Como Proceder se seu Reembolso foi Negado
Se você desistiu da passagem e a companhia recusou o reembolso, suas opções incluem:
- Enviar reclamação formal à companhia, citando CDC art. 49 e ANAC Resolução 400/2016
- Registrar reclamação no PROCON da sua região, que frequentemente consegue resolver sem necessidade de processo
- Protocolar ação judicial. Um advogado em sua cidade pode avaliar as chances de sucesso e os custos envolvidos
Muitos consumidores desconhecem que PROCON é a primeira porta. Agências de proteção estadual têm alta taxa de sucesso em casos como este, pois a jurisprudência está consolidada.
O Cenário Futuro
A decisão do TJDFT em junho de 2026 reforça uma tendência que já vinha se consolidando. É provável que, em breve, as companhias aéreas ajustem suas políticas para evitar litígios. O ideal seria que internalizassem essa jurisprudência voluntariamente, oferecendo reembolsos íntegros dentro dos prazos do CDC sem necessidade de processo.

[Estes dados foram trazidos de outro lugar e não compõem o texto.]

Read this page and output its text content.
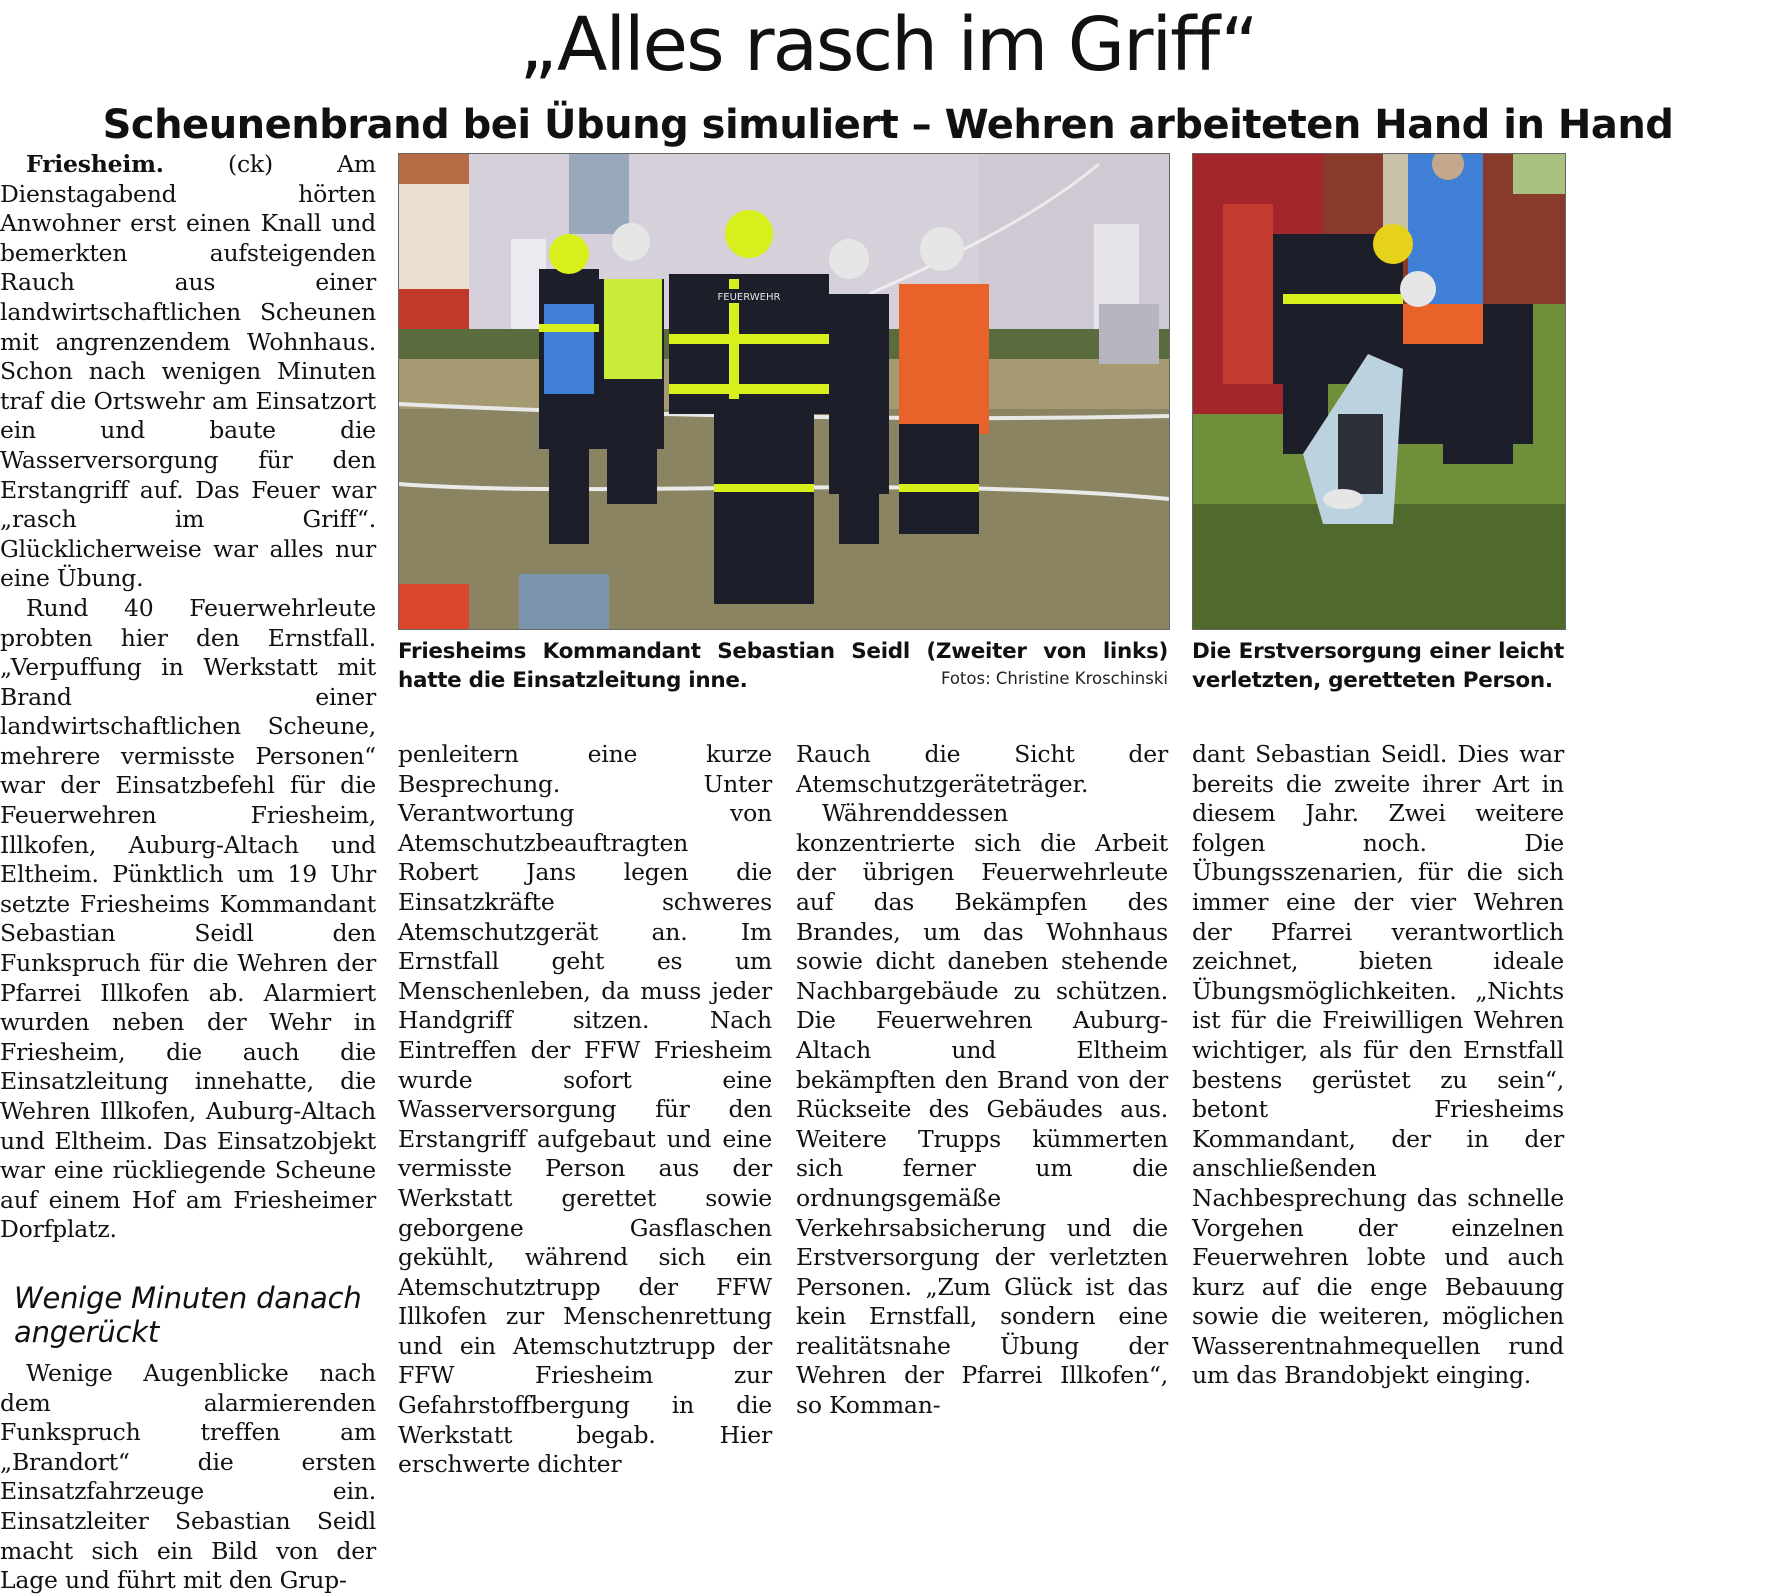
„Alles rasch im Griff“
Scheunenbrand bei Übung simuliert – Wehren arbeiteten Hand in Hand

Friesheim. (ck) Am Dienstagabend hörten Anwohner erst einen Knall und bemerkten aufsteigenden Rauch aus einer landwirtschaftlichen Scheunen mit angrenzendem Wohnhaus. Schon nach wenigen Minuten traf die Ortswehr am Einsatzort ein und baute die Wasserversorgung für den Erstangriff auf. Das Feuer war „rasch im Griff“. Glücklicherweise war alles nur eine Übung.

Rund 40 Feuerwehrleute probten hier den Ernstfall. „Verpuffung in Werkstatt mit Brand einer landwirtschaftlichen Scheune, mehrere vermisste Personen“ war der Einsatzbefehl für die Feuerwehren Friesheim, Illkofen, Auburg-Altach und Eltheim. Pünktlich um 19 Uhr setzte Friesheims Kommandant Sebastian Seidl den Funkspruch für die Wehren der Pfarrei Illkofen ab. Alarmiert wurden neben der Wehr in Friesheim, die auch die Einsatzleitung innehatte, die Wehren Illkofen, Auburg-Altach und Eltheim. Das Einsatzobjekt war eine rückliegende Scheune auf einem Hof am Friesheimer Dorfplatz.

Wenige Minuten danach angerückt

Wenige Augenblicke nach dem alarmierenden Funkspruch treffen am „Brandort“ die ersten Einsatzfahrzeuge ein. Einsatzleiter Sebastian Seidl macht sich ein Bild von der Lage und führt mit den Grup-

FEUERWEHR
Friesheims Kommandant Sebastian Seidl (Zweiter von links) hatte die Einsatzleitung inne.	Fotos: Christine Kroschinski
Die Erstversorgung einer leicht verletzten, geretteten Person.

penleitern eine kurze Besprechung. Unter Verantwortung von Atemschutzbeauftragten Robert Jans legen die Einsatzkräfte schweres Atemschutzgerät an. Im Ernstfall geht es um Menschenleben, da muss jeder Handgriff sitzen. Nach Eintreffen der FFW Friesheim wurde sofort eine Wasserversorgung für den Erstangriff aufgebaut und eine vermisste Person aus der Werkstatt gerettet sowie geborgene Gasflaschen gekühlt, während sich ein Atemschutztrupp der FFW Illkofen zur Menschenrettung und ein Atemschutztrupp der FFW Friesheim zur Gefahrstoffbergung in die Werkstatt begab. Hier erschwerte dichter

Rauch die Sicht der Atemschutzgeräteträger.

Währenddessen konzentrierte sich die Arbeit der übrigen Feuerwehrleute auf das Bekämpfen des Brandes, um das Wohnhaus sowie dicht daneben stehende Nachbargebäude zu schützen. Die Feuerwehren Auburg-Altach und Eltheim bekämpften den Brand von der Rückseite des Gebäudes aus. Weitere Trupps kümmerten sich ferner um die ordnungsgemäße Verkehrsabsicherung und die Erstversorgung der verletzten Personen. „Zum Glück ist das kein Ernstfall, sondern eine realitätsnahe Übung der Wehren der Pfarrei Illkofen“, so Komman-

dant Sebastian Seidl. Dies war bereits die zweite ihrer Art in diesem Jahr. Zwei weitere folgen noch. Die Übungsszenarien, für die sich immer eine der vier Wehren der Pfarrei verantwortlich zeichnet, bieten ideale Übungsmöglichkeiten. „Nichts ist für die Freiwilligen Wehren wichtiger, als für den Ernstfall bestens gerüstet zu sein“, betont Friesheims Kommandant, der in der anschließenden Nachbesprechung das schnelle Vorgehen der einzelnen Feuerwehren lobte und auch kurz auf die enge Bebauung sowie die weiteren, möglichen Wasserentnahmequellen rund um das Brandobjekt einging.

Enquanto isso não acontece universalmente, o consumidor que conhece seus direitos sai na frente. A jurisprudência está do seu lado, e os tribunais já sinalizaram isso claramente. Entender o que o CDC garante é o primeiro passo para defender seus interesses.
A lição final é simples: retenção integral de passagem aérea após arrependimento dentro de sete dias é violação do CDC. A jurisprudência está cansada de ver essa prática. Se você está nessa situação, não hesite em reclamar. As chances estão a seu favor.